Many of these hotels appear to be oblivious of their rich architectural heritage. While the Swan styles itself a ''classic and boutique'' hotel that's been around since 1965, the menu in the Florida's Tampa Coffee Shop unceremoniously notes without additional detail that the property dates to 1968, and words painted onto the exterior of the lift in the vintage Miami Hotel on Sukhumvit Soi 13 boasts that the property has been operating since 1965, there seems little recognition of the age of these architecturally significant properties.
Several of these similar looking and character-rich hotels feature a small swimming pool surrounded by guestrooms, which have been renovated over the years and lack the historic appeal of the hotels' common areas.
Perhaps the coolest surviving sense of '60s ambiance lives on in the retro lobby _ manned by bellboys in classic red jackets _ and Coffee Hall of the Rex.
The eatery, like many coffee shops at these hotels, is open 24 hours. If you let your imagination run a bit, it seems like the kind of place Frank Sinatra might have sang in or hung out with the Rat Pack, knocking back martinis in the modish booths. It hints at 1960s Disney's Tomorrowland/Jetsons-futuristic chic with its mirrored walls, funky signs, such as one for an exit flanked by two simplified depictions of fat flowers, and, especially, in the weird walls with Swiss cheese-like oval-shaped holes through which Sukhumvit Road can be seen.
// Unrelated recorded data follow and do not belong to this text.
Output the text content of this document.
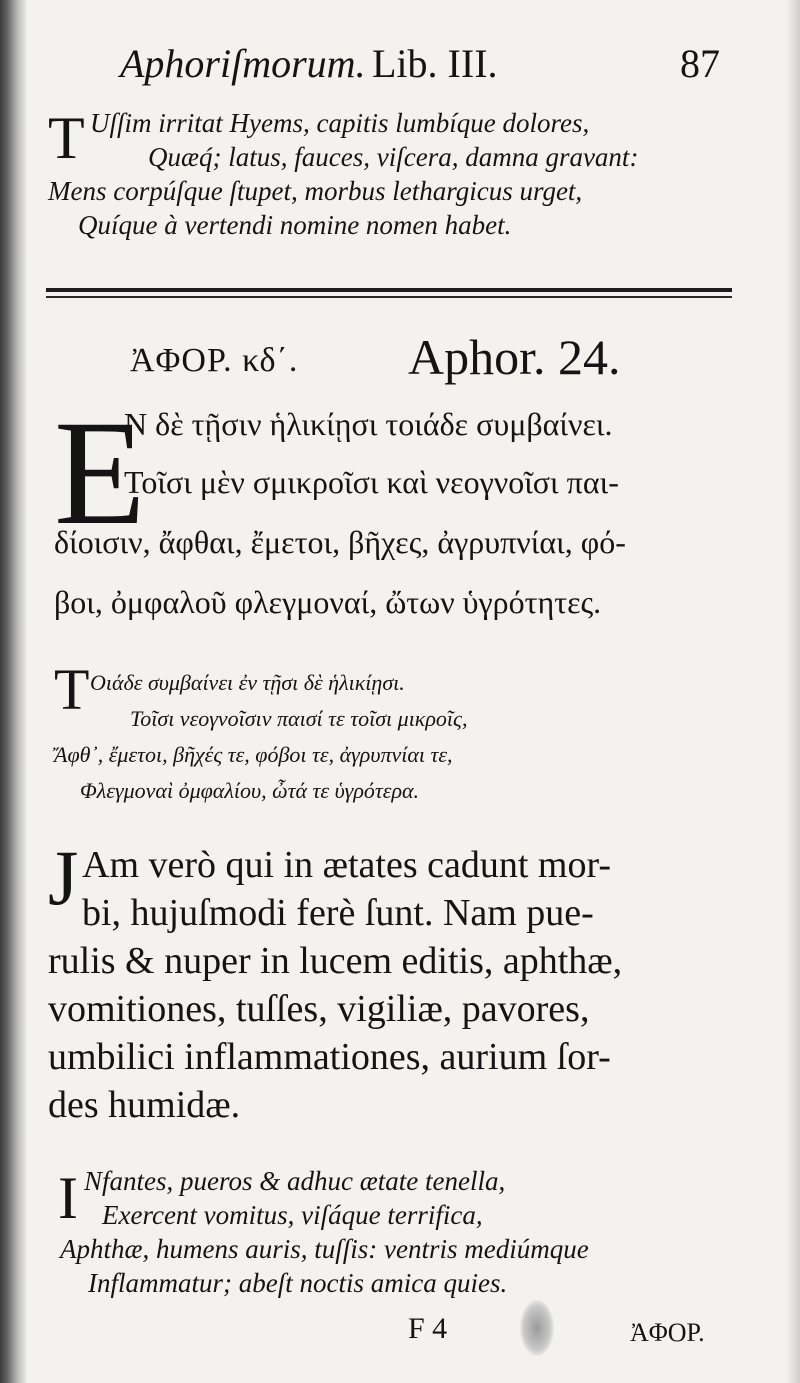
Aphoriſmorum. Lib. III.	87
T Uſſim irritat Hyems, capitis lumbíque dolores,
Quæq́; latus, fauces, viſcera, damna gravant:
Mens corpúſque ſtupet, morbus lethargicus urget,
Quíque à vertendi nomine nomen habet.
ἈΦΟΡ. κδ΄. Aphor. 24.
E
Ν δὲ τῇσιν ἡλικίῃσι τοιάδε συμβαίνει.
Τοῖσι μὲν σμικροῖσι καὶ νεογνοῖσι παι-
δίοισιν, ἄφθαι, ἔμετοι, βῆχες, ἀγρυπνίαι, φό-
βοι, ὀμφαλοῦ φλεγμοναί, ὤτων ὑγρότητες.
T Οιάδε συμβαίνει ἐν τῇσι δὲ ἡλικίῃσι.
Τοῖσι νεογνοῖσιν παισί τε τοῖσι μικροῖς,
Ἄφθ᾽, ἔμετοι, βῆχές τε, φόβοι τε, ἀγρυπνίαι τε,
Φλεγμοναὶ ὀμφαλίου, ὦτά τε ὑγρότερα.
J Am verò qui in ætates cadunt mor-
bi, hujuſmodi ferè ſunt. Nam pue-
rulis & nuper in lucem editis, aphthæ,
vomitiones, tuſſes, vigiliæ, pavores,
umbilici inflammationes, aurium ſor-
des humidæ.
I Nfantes, pueros & adhuc ætate tenella,
Exercent vomitus, viſáque terrifica,
Aphthæ, humens auris, tuſſis: ventris mediúmque
Inflammatur; abeſt noctis amica quies.
F 4	ἈΦΟΡ.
A few Thai-style figures in paintings and statues grace the spacious room.
''The Rex was definitely a GI hangout and for people with expense accounts,'' says Woodruff, as all sorts of US money was being spent on the war and incidental costs.
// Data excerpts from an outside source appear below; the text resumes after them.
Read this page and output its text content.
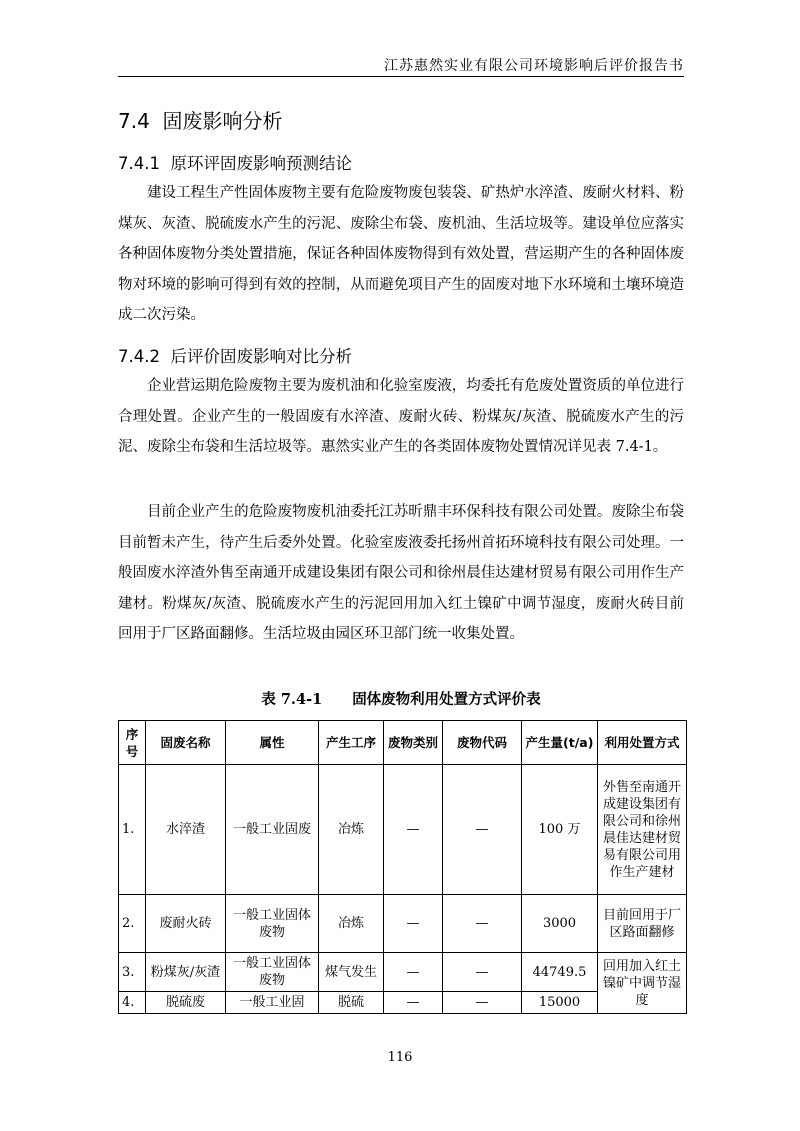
江苏惠然实业有限公司环境影响后评价报告书
7.4  固废影响分析
7.4.1  原环评固废影响预测结论

建设工程生产性固体废物主要有危险废物废包装袋、矿热炉水淬渣、废耐火材料、粉煤灰、灰渣、脱硫废水产生的污泥、废除尘布袋、废机油、生活垃圾等。建设单位应落实各种固体废物分类处置措施，保证各种固体废物得到有效处置，营运期产生的各种固体废物对环境的影响可得到有效的控制，从而避免项目产生的固废对地下水环境和土壤环境造成二次污染。

7.4.2  后评价固废影响对比分析

企业营运期危险废物主要为废机油和化验室废液，均委托有危废处置资质的单位进行合理处置。企业产生的一般固废有水淬渣、废耐火砖、粉煤灰/灰渣、脱硫废水产生的污泥、废除尘布袋和生活垃圾等。惠然实业产生的各类固体废物处置情况详见表 7.4-1。

目前企业产生的危险废物废机油委托江苏昕鼎丰环保科技有限公司处置。废除尘布袋目前暂未产生，待产生后委外处置。化验室废液委托扬州首拓环境科技有限公司处理。一般固废水淬渣外售至南通开成建设集团有限公司和徐州晨佳达建材贸易有限公司用作生产建材。粉煤灰/灰渣、脱硫废水产生的污泥回用加入红土镍矿中调节湿度，废耐火砖目前回用于厂区路面翻修。生活垃圾由园区环卫部门统一收集处置。

表 7.4-1 固体废物利用处置方式评价表
序号	固废名称	属性	产生工序	废物类别	废物代码	产生量(t/a)	利用处置方式
1.	水淬渣	一般工业固废	冶炼	—	—	100 万	外售至南通开成建设集团有限公司和徐州晨佳达建材贸易有限公司用作生产建材
2.	废耐火砖	一般工业固体废物	冶炼	—	—	3000	目前回用于厂区路面翻修
3.	粉煤灰/灰渣	一般工业固体废物	煤气发生	—	—	44749.5	回用加入红土镍矿中调节湿度
4.	脱硫废	一般工业固	脱硫	—	—	15000	
116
Yet the Rex's website encourages its guests to enjoy the hotel's ''modern facilities'' and ''new, vibrant look'', and makes no reference to its past.
Similarly, the also unselfconsciously chic Prince invites visitors to make the most of its ''trendy, yet relaxed and comfortable'' atmosphere, while ignoring its near 50 years of history.
While other coffee shops in Bangkok dating from the '60s have been remodelled, and had mixed success in keeping alive their classic allure, the Rex and the Prince have done the best jobs in retaining much of the original decor and detailing in their restaurants.
Some Bangkok hotels dating from the decade, such as the Nana, Grace and Federal, offer little of historic worth, having been thoroughly modernised.
But in a city with a rapidly evolving skyline, with more hi-so condos and up-market malls and hotels being erected all the time, it is refreshing to find examples of these '60s-era blasts from the past.